Mardi, le président du conseil affirmait que ces huis clos étaient nécessaires pour «protéger» les fonctionnaires municipaux.

«Ce genre de discussions, c'est de la gestion d'état normale et tout ne se fait pas toujours en public.»

Maxime Pedneaud-Jobin
maire de Gatineau

M. Pedneaud-Jobin soutient que la présentation de travail sur le déneigement devait d'abord se faire derrière des portes closes parce que le comité du déneigement n'a pas pu se réunir au préalable. Les recommandations proposées ne faisaient pas l'objet d'un appui ou non de politiciens, a-t-il ajouté.

M. Lessard précise qu'il y a eu trois rencontres du comité du déneigement, une en janvier, une en mars et la dernière il y a tout juste deux semaines. Des quatre membres élus du comité, seul M. Lessard était présent. Les recommandations des fonctionnaires étaient alors déjà faites, précise M. Lessard.

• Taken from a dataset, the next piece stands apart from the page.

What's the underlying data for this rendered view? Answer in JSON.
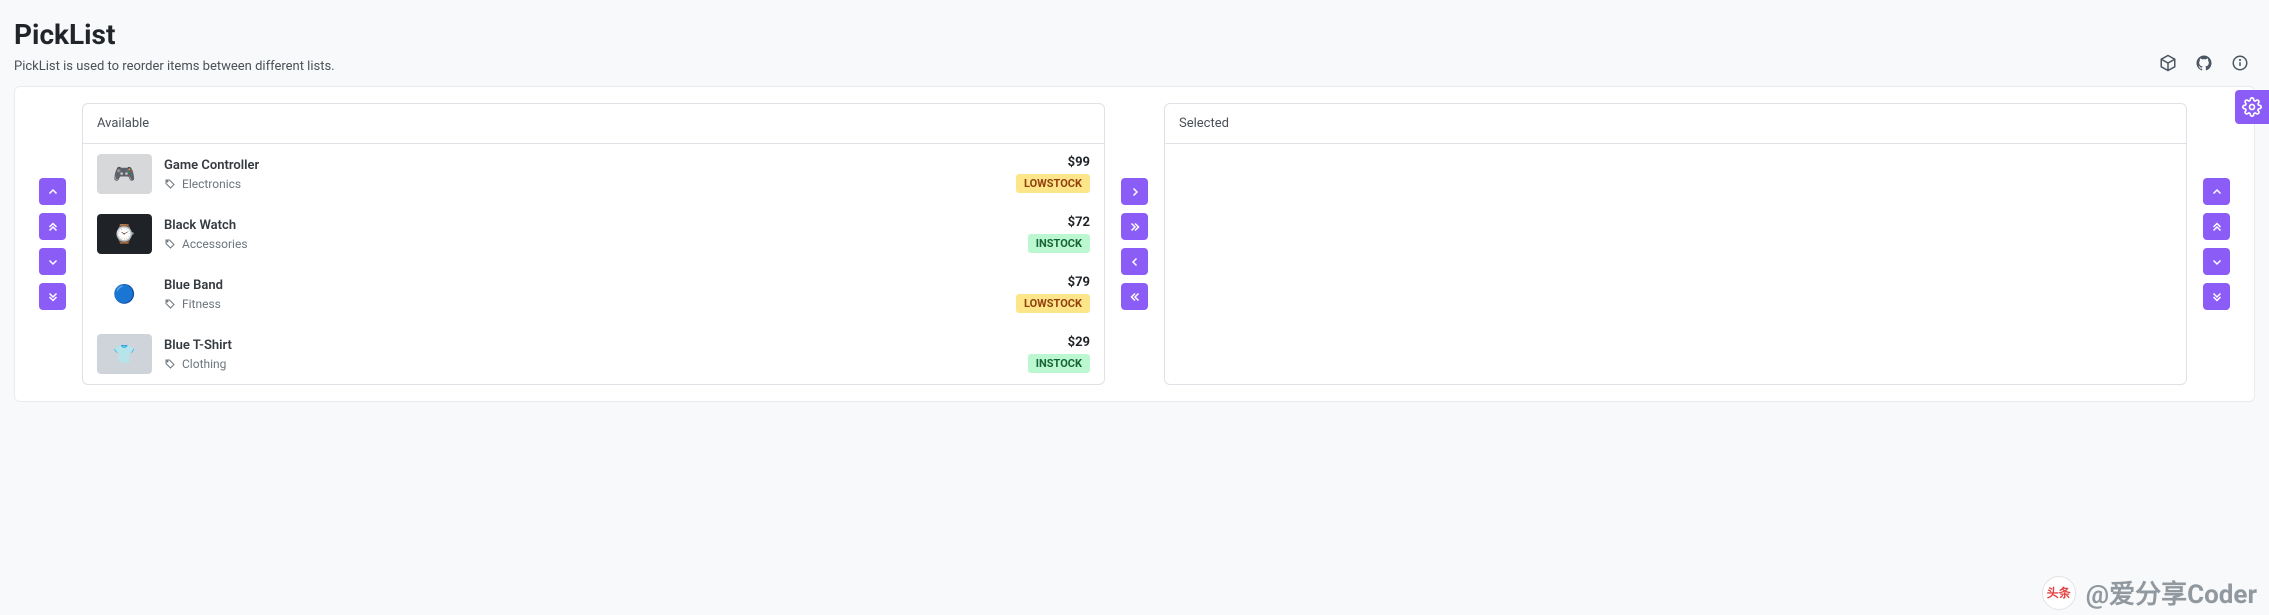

Le président du comité de déneigement convient que dans ce contexte, il devait d'abord y avoir une discussion à huis clos sur les recommandations et leurs impacts sur les ressources humaines.

Il insiste toutefois pour dire qu'il aurait été «très à l'aise» de faire le bilan en public pour ensuite se retirer à huis clos pour discuter des recommandations, et revenir plus tard en public pour débattre et prendre une décision finale.

Le maire n'a pas l'intention de fléchir devant la sortie de la conseillère Boudrias. Selon lui, ces rencontres à huis clos servent à préparer le débat public.